Nicky talks with Sarah Barasch-Hagans and Shoshana Williams about the Fargesn Media Project, a recently launched video series focusing on people in Saint Louis telling their stories about their experiences with race relations in Saint Louis.
Nicky presents the second half of work from local poets from her recording earlier this month of several local artists reading poems about the aftermath of Michael Brown's shooting and its effect on the community.
Nearly one year ago, Michael Brown's death had a seismic impact on the way people in St. Louis think about race relations. Nicky Rainey invited several prominent local poets to KDHX's studios to record pieces that were written in the aftermath of the shooting and the protests that followed.

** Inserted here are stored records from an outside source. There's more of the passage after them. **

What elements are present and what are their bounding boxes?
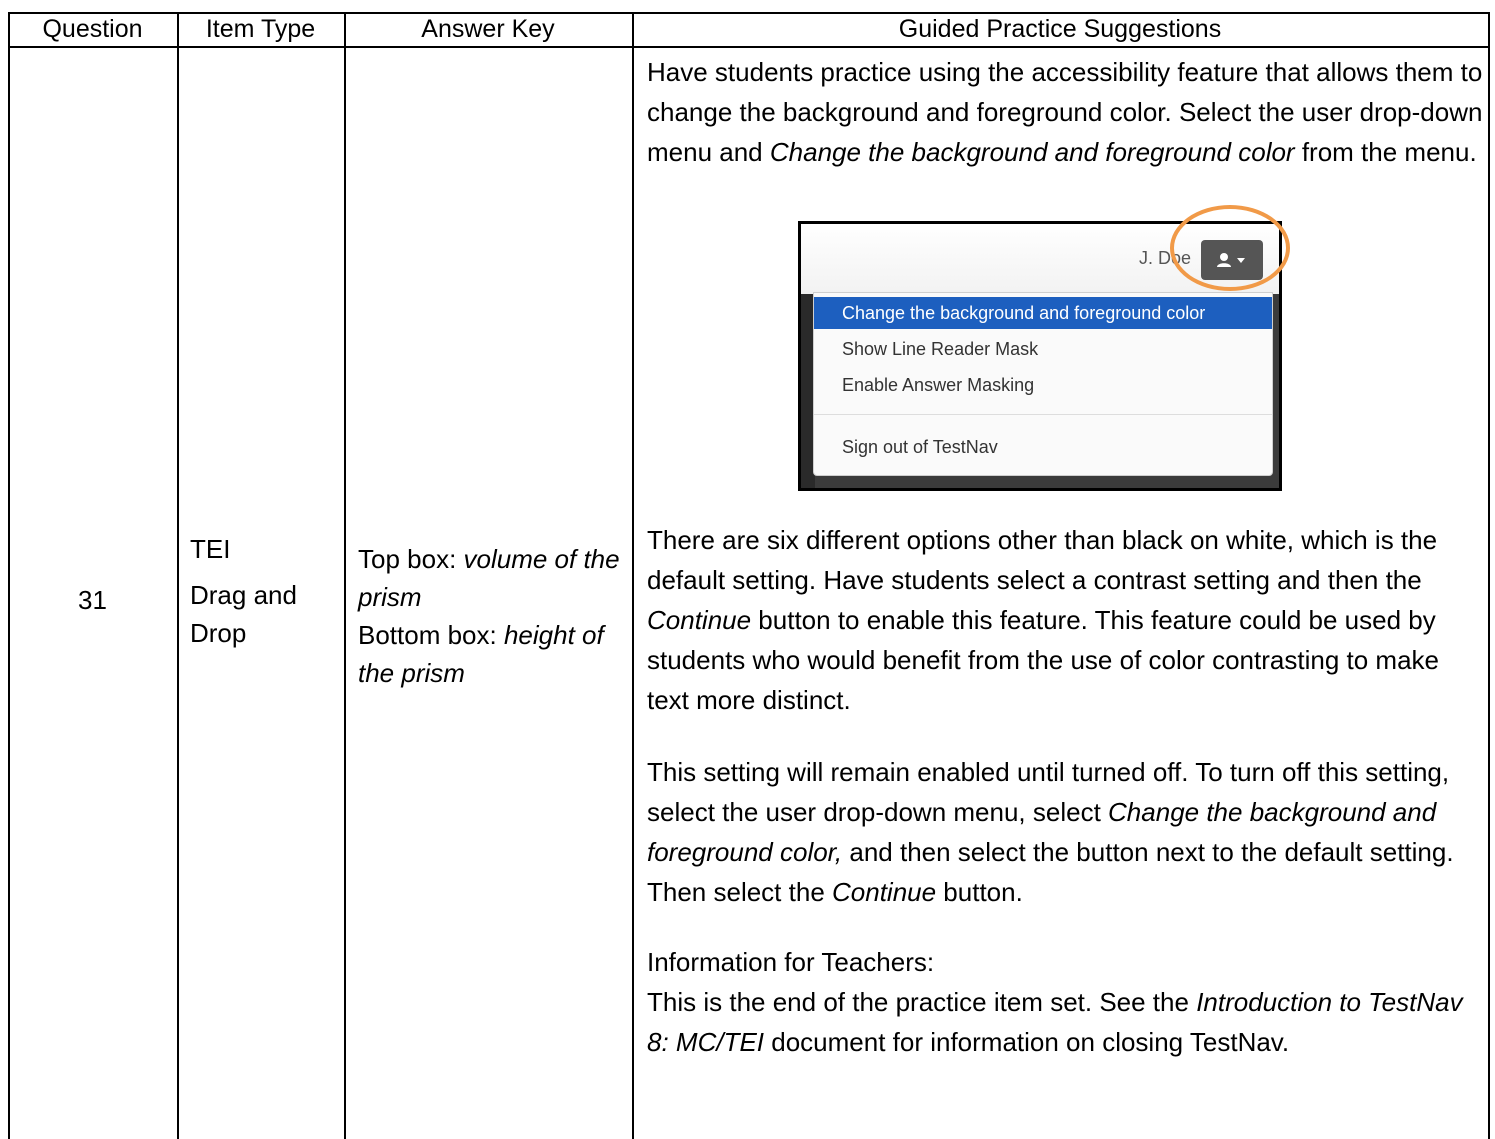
menu-item-answer-masking[interactable]: Enable Answer Masking (814, 369, 1272, 401)
guided-paragraph-1: Have students practice using the accessi… (647, 52, 1485, 172)
col-border-2 (344, 12, 346, 1139)
answer-bottom-label: Bottom box: (358, 620, 504, 650)
header-item-type: Item Type (205, 14, 316, 43)
item-type-name: Drag and Drop (190, 580, 297, 648)
p2-text-c: button to enable this feature. This feat… (647, 605, 1439, 715)
header-guided-practice: Guided Practice Suggestions (898, 14, 1222, 43)
header-row-border (8, 46, 1490, 48)
question-number: 31 (78, 585, 107, 615)
guided-paragraph-3: This setting will remain enabled until t… (647, 752, 1485, 912)
header-answer-key: Answer Key (421, 14, 555, 43)
p3-text-e: button. (936, 877, 1023, 907)
menu-item-sign-out[interactable]: Sign out of TestNav (814, 431, 1272, 463)
col-border-left (8, 12, 10, 1139)
p2-text-a: There are six different options other th… (647, 525, 1438, 595)
menu-separator (814, 414, 1272, 415)
answer-key-cell: Top box: volume of the prism Bottom box:… (358, 540, 633, 692)
highlight-ring (1170, 205, 1290, 291)
p4-text-c: document for information on closing Test… (764, 1027, 1290, 1057)
user-dropdown-menu: Change the background and foreground col… (813, 292, 1273, 476)
answer-bottom: Bottom box: height of the prism (358, 616, 633, 692)
item-type-category: TEI (190, 534, 231, 564)
item-type-cell: TEI Drag and Drop (190, 530, 340, 660)
teacher-info-heading: Information for Teachers: (647, 947, 935, 977)
p2-text-b: Continue (647, 605, 752, 635)
p4-text-a: This is the end of the practice item set… (647, 987, 1197, 1017)
header-question: Question (42, 14, 143, 43)
col-border-right (1488, 12, 1490, 1139)
guided-paragraph-2: There are six different options other th… (647, 520, 1485, 720)
guided-paragraph-4: Information for Teachers: This is the en… (647, 942, 1485, 1062)
p1-text-b: Change the background and foreground col… (769, 137, 1295, 167)
answer-top-label: Top box: (358, 544, 464, 574)
p1-text-c: from the menu. (1294, 137, 1477, 167)
p3-text-d: Continue (832, 877, 937, 907)
col-border-1 (177, 12, 179, 1139)
menu-item-line-reader[interactable]: Show Line Reader Mask (814, 333, 1272, 365)
menu-item-change-color[interactable]: Change the background and foreground col… (814, 297, 1272, 329)
answer-top: Top box: volume of the prism (358, 540, 633, 616)
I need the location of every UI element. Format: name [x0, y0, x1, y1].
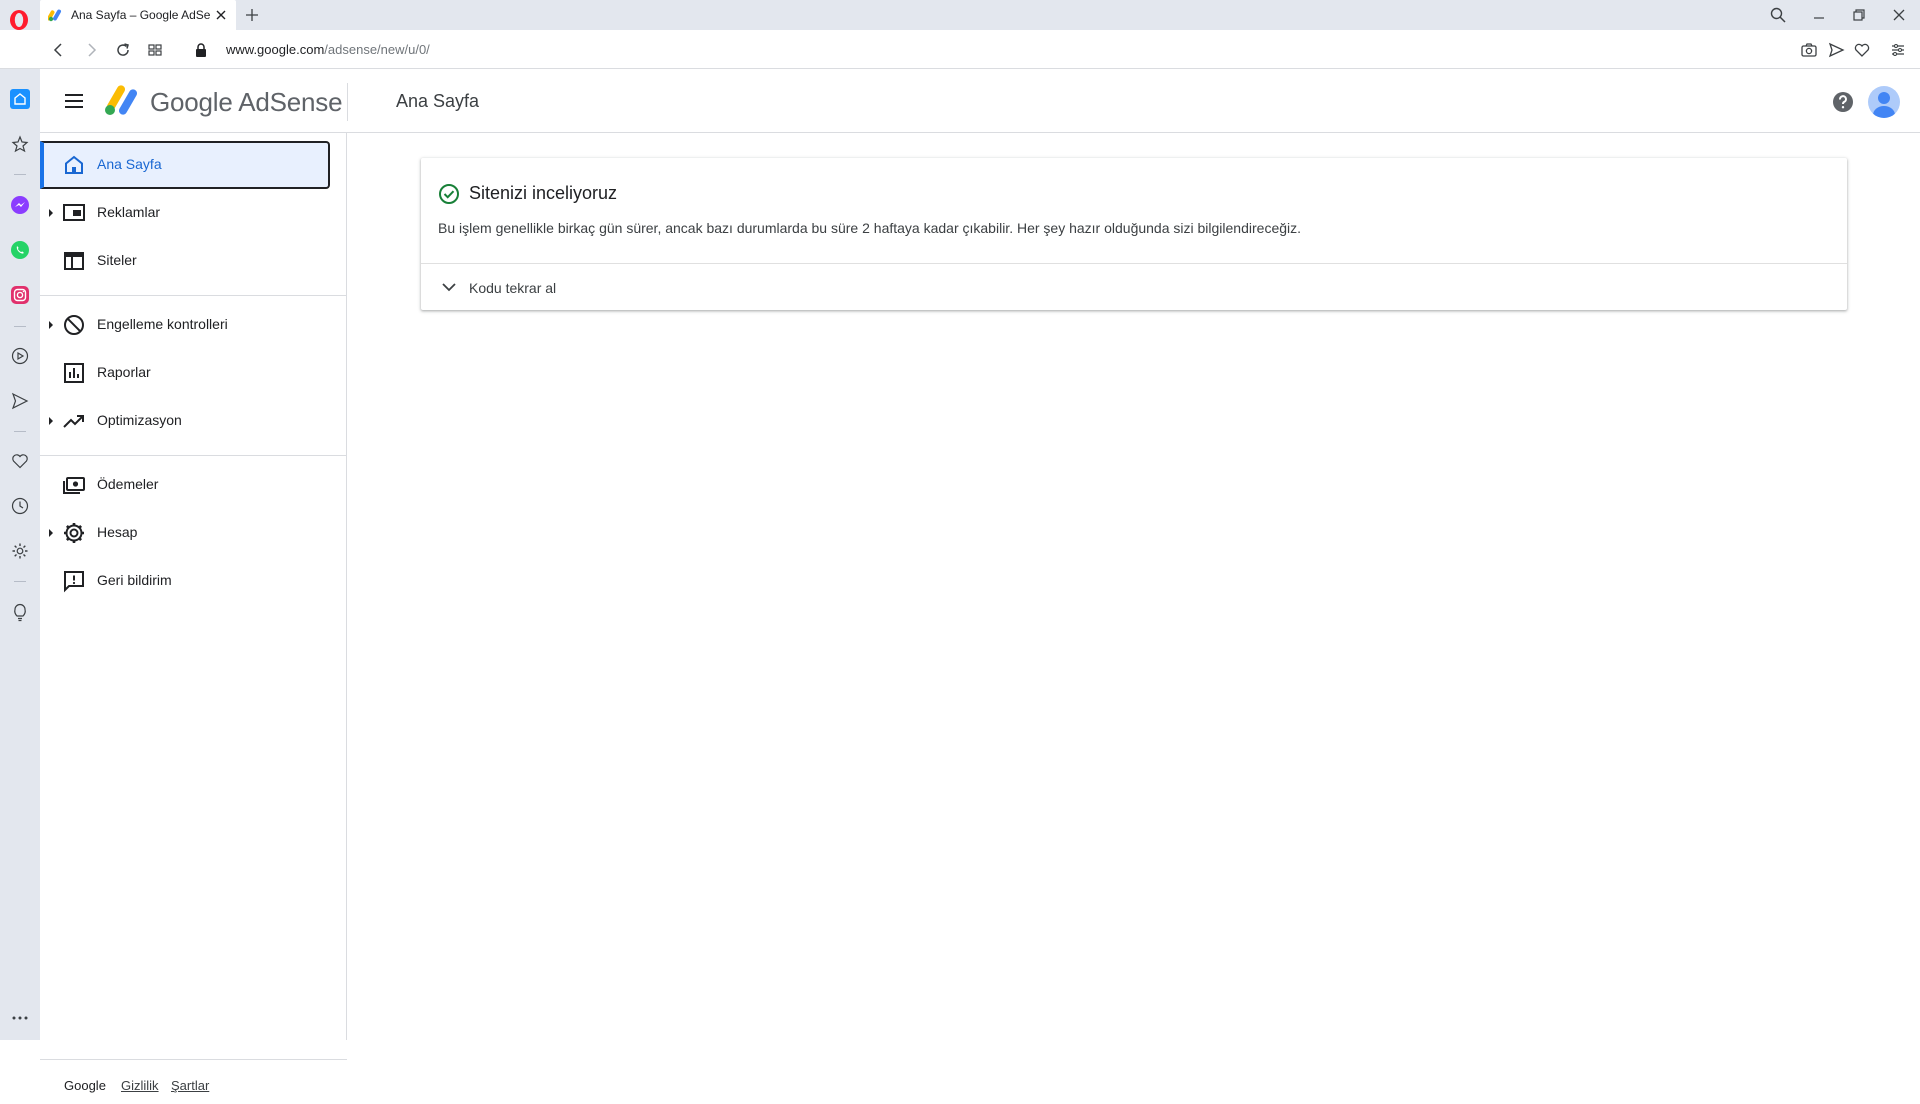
- nav-label: Hesap: [97, 524, 138, 540]
- sidebar-separator: [14, 326, 26, 327]
- player-icon[interactable]: [10, 346, 30, 366]
- nav-label: Optimizasyon: [97, 412, 182, 428]
- card-title: Sitenizi inceliyoruz: [469, 183, 618, 203]
- footer-privacy-link[interactable]: Gizlilik: [121, 1078, 159, 1093]
- footer-google: Google: [64, 1078, 106, 1093]
- menu-icon[interactable]: [62, 89, 86, 113]
- messenger-icon[interactable]: [10, 195, 30, 215]
- browser-tab-bar: Ana Sayfa – Google AdSense: [0, 0, 1920, 30]
- side-navigation: Ana Sayfa Reklamlar Siteler Engelleme ko…: [40, 133, 347, 1093]
- easy-setup-icon[interactable]: [1889, 41, 1907, 59]
- adsense-favicon-icon: [48, 9, 61, 22]
- search-tabs-icon[interactable]: [1769, 6, 1787, 24]
- reports-bar-chart-icon: [64, 363, 84, 383]
- new-tab-icon[interactable]: [244, 7, 260, 23]
- back-icon[interactable]: [50, 41, 68, 59]
- block-icon: [64, 315, 84, 335]
- browser-address-bar: www.google.com/adsense/new/u/0/: [0, 30, 1920, 69]
- nav-divider: [40, 295, 347, 296]
- settings-gear-icon[interactable]: [10, 541, 30, 561]
- card-description: Bu işlem genellikle birkaç gün sürer, an…: [438, 220, 1302, 236]
- help-icon[interactable]: [1831, 90, 1855, 114]
- lock-icon[interactable]: [192, 41, 210, 59]
- adsense-logo-icon[interactable]: [104, 85, 140, 117]
- reload-icon[interactable]: [114, 41, 132, 59]
- send-icon[interactable]: [1827, 41, 1845, 59]
- expand-arrow-icon: [49, 529, 53, 537]
- url-host: www.google.com: [226, 42, 325, 57]
- header-divider: [347, 83, 348, 121]
- feedback-icon: [64, 571, 84, 593]
- bookmark-heart-icon[interactable]: [1853, 41, 1871, 59]
- app-header: Google AdSense Ana Sayfa: [40, 69, 1920, 133]
- instagram-icon[interactable]: [10, 285, 30, 305]
- close-tab-icon[interactable]: [214, 8, 228, 22]
- nav-label: Reklamlar: [97, 204, 161, 220]
- home-icon: [65, 155, 83, 174]
- chevron-down-icon: [442, 283, 456, 292]
- close-window-icon[interactable]: [1890, 6, 1908, 24]
- bookmarks-star-icon[interactable]: [10, 134, 30, 154]
- check-circle-icon: [439, 184, 459, 204]
- settings-gear-icon: [64, 523, 84, 543]
- expander-label: Kodu tekrar al: [469, 280, 557, 296]
- minimize-window-icon[interactable]: [1810, 6, 1828, 24]
- nav-item-payments[interactable]: Ödemeler: [40, 461, 330, 509]
- tips-lightbulb-icon[interactable]: [10, 602, 30, 622]
- opera-sidebar: [0, 69, 40, 1040]
- nav-label: Raporlar: [97, 364, 151, 380]
- sidebar-separator: [14, 431, 26, 432]
- nav-item-reports[interactable]: Raporlar: [40, 349, 330, 397]
- nav-item-feedback[interactable]: Geri bildirim: [40, 557, 330, 605]
- restore-window-icon[interactable]: [1850, 6, 1868, 24]
- sidebar-separator: [14, 581, 26, 582]
- get-code-again-expander[interactable]: Kodu tekrar al: [421, 264, 1847, 310]
- nav-item-home[interactable]: Ana Sayfa: [40, 141, 330, 189]
- page-title: Ana Sayfa: [396, 91, 480, 111]
- nav-label: Ödemeler: [97, 476, 159, 492]
- brand-name: Google AdSense: [150, 87, 343, 117]
- nav-label: Geri bildirim: [97, 572, 172, 588]
- nav-label: Engelleme kontrolleri: [97, 316, 228, 332]
- nav-divider: [40, 455, 347, 456]
- nav-item-optimization[interactable]: Optimizasyon: [40, 397, 330, 445]
- nav-item-ads[interactable]: Reklamlar: [40, 189, 330, 237]
- forward-icon[interactable]: [82, 41, 100, 59]
- whatsapp-icon[interactable]: [10, 240, 30, 260]
- nav-item-account[interactable]: Hesap: [40, 509, 330, 557]
- nav-item-sites[interactable]: Siteler: [40, 237, 330, 285]
- footer-terms-link[interactable]: Şartlar: [171, 1078, 209, 1093]
- site-review-card: Sitenizi inceliyoruz Bu işlem genellikle…: [421, 158, 1847, 310]
- adsense-app: Google AdSense Ana Sayfa Ana Sayfa Rekla…: [40, 69, 1920, 1093]
- payments-icon: [63, 477, 85, 494]
- ads-icon: [63, 204, 85, 221]
- snapshot-icon[interactable]: [1800, 41, 1818, 59]
- my-flow-heart-icon[interactable]: [10, 451, 30, 471]
- flow-send-icon[interactable]: [10, 391, 30, 411]
- home-speed-dial-icon[interactable]: [10, 89, 30, 109]
- nav-item-blocking-controls[interactable]: Engelleme kontrolleri: [40, 301, 330, 349]
- browser-tab-adsense[interactable]: Ana Sayfa – Google AdSense: [40, 0, 236, 30]
- account-avatar-icon[interactable]: [1868, 86, 1900, 118]
- main-content: Sitenizi inceliyoruz Bu işlem genellikle…: [347, 133, 1920, 1040]
- url-path: /adsense/new/u/0/: [324, 42, 430, 57]
- expand-arrow-icon: [49, 417, 53, 425]
- sites-icon: [64, 252, 84, 270]
- nav-label: Siteler: [97, 252, 137, 268]
- nav-footer: Google Gizlilik Şartlar: [40, 1059, 347, 1104]
- tab-title: Ana Sayfa – Google AdSense: [71, 8, 210, 22]
- expand-arrow-icon: [49, 321, 53, 329]
- opera-logo-icon[interactable]: [8, 9, 30, 31]
- more-dots-icon[interactable]: [10, 1008, 30, 1028]
- sidebar-separator: [14, 174, 26, 175]
- nav-label: Ana Sayfa: [97, 156, 162, 172]
- url-field[interactable]: www.google.com/adsense/new/u/0/: [226, 42, 430, 57]
- history-clock-icon[interactable]: [10, 496, 30, 516]
- trending-up-icon: [63, 415, 84, 428]
- expand-arrow-icon: [49, 209, 53, 217]
- speed-dial-icon[interactable]: [146, 41, 164, 59]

Here she shares eight of those poems that speak to how the average local citizen was affected by the tragedy.
Jonathon Smith and I talk with poet and playwright Claudia Rankine about her powerful book, Citizen: An American Lyric; the collection combines poetry, prose and art in a masterful commentary on racism in America. Citizen has garnered many awards, the most recent, PEN American Center's Open Book Award. Citizen combines poetry, prose and art in a masterful commentary on racism in America. Written before the death of Michael Brown and published in the aftermath, Claudia Rankine's book addresses leaning on words and meanings, the horror of the ordinary, and the realities of what it is to be inside a community where young black men and women could die at any moment.
Nicky talks with poet and KDHX DJ Nathaniel Farrell about his new book “Newcomer”, a longform poem exploring war and the quieter moments experienced by those involved. Nicky and Nathaniel also discuss the prominent role that music plays in his writing, and how he explores the thoughts and psychology of characters with unfamiliar experiences.
This week we bring you the director’s cut of Nicky's on-air interview from last fall with Anne Valente, a fiction writer whose work is heavily influenced by life in Saint Louis, despite living in Cincinatti. On air, we didn’t have time to finish her reading of her short story “Everything That Was Ours” from her collection “By Light We Knew Our Names”, but now we’re able to deliver the full audio of Anne’s reading, and her wrap-up interview with Nicky.
This week, MK Stallings sits down with Erielle Jones and Charles McGill, aka Aries and Oracle. The current first- and second-place VerbQuake champions discuss coming into their own in poetry slam competitions, and how social issues have shaped their work.
Literature for the Halibut reels in a live one this week!
Nicky discusses indie comic publishing in Saint Louis with Curtis Tinsley and Nick Kuntz, two of the comic book artists producing work with Silver Hand Press. Silver Hand Press is currently publishing work by nine Saint Louis comic artists and writers, and you can view some of their work on Silver Hand's Tumblr.
Ann interviews former St. Louis police officer Terrell Carter abour his recent book Walking the Blue Line: A Police Officer Turned Community Activist Provides Solutions to the Racial Divide. Walking the Blue Line offers Carter's perspective on the recent events in Ferguson and similar conflicts, informed by his personal experiences as both a police officer and as an African American man in Saint Louis.